We need each cluster to be in a separate FASTA file, you can then use scripts/extract_clusters.py
which a simple Python script that takes a simple txt file with sequences names and the FASTA file with all
sequences and an output directory, and it outputs the sequences of each cluster in a separate FASTA file:
$ cut -f1 all_proteins_cluster_cluster.tsv | uniq > cluster_names.txt
$ mkdir clusters
$ python3 scripts/extract_clusters.py cluster_names.txt all_proteins_cluster_all_seqs.fasta clusters/
Step 4: Generating MSAs from clusters
This, of course, can be done using many different MSA tools, for this tutorial we used clustalo
,
where we first move all clusters that contain one sequence because there’s nothing to do, then we run
clustalo
on each clusters to generate an MSA.
$ python3 /scripts/alignment_validation/move_1seq_file_to_msa.py clusters msas
$ for f ``ls -1 clusters/``;do ./clustalo --in clusters/$f > msas/$f;done
This will take some time to run as there are many clusters.
Step 5: MSA to GFA
Now that we have many MSAs, we can use PanPA
to generate a graph for each MSA.
$ mkdir graphs
$ PanPA build_gfa -d msas/ -c 4 -o graphs
The build_index
subcommand can take several cores and run in parallel, here we gave it 4 cores, and finished
converting all clusters to graphs in about 2 minutes on a standard laptop.
Step 6: Indexing
We need to also index the MSAs where we use the index to guide the alignment to which graphs to align to as we have a 1 to 1 equivalency between an MSA and a GFA, if a seed points to e.g. MSA1 then we align to GFA1. The user can choose several parameters for indexing and can increase or decrease the seed size depending on the data used.

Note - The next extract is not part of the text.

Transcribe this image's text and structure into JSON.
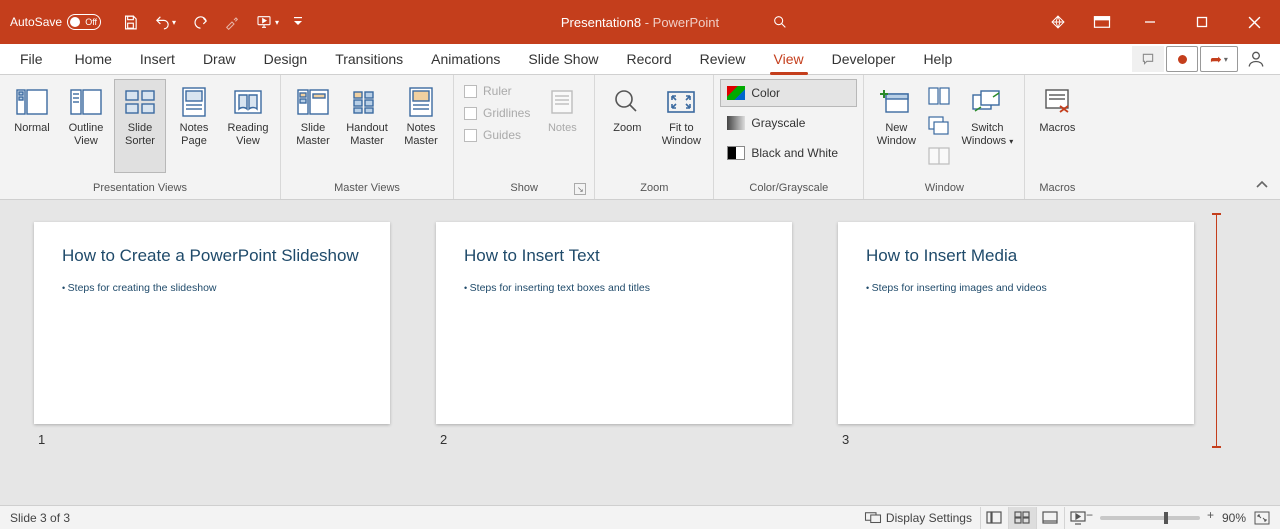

$ PanPA build_index -d msas/ --seeding_alg wk_min -k 5 -w 3 --seed_limit 0 -o index_k5_w3_no_limit.index
This step takes a bit more tan 1 minute
Step 7: Aligning
Finally, we have generated graphs and an index, we can give both of these to the align
subcommand in
PanPA
and some query sequences to do the alignments.
$ PanPA align -d graphs/ --index index_k5_w3_no_limit.index -r GCF_000006625.1_ASM662v1_protein.fasta --min_id_score 0.5 --seed_limit 30 -c 4 -o GCF_000006625.1_aligned.gaf
This subcommand can also take several cores which makes alignment faster. For these parameters the aligment was done in about a minute.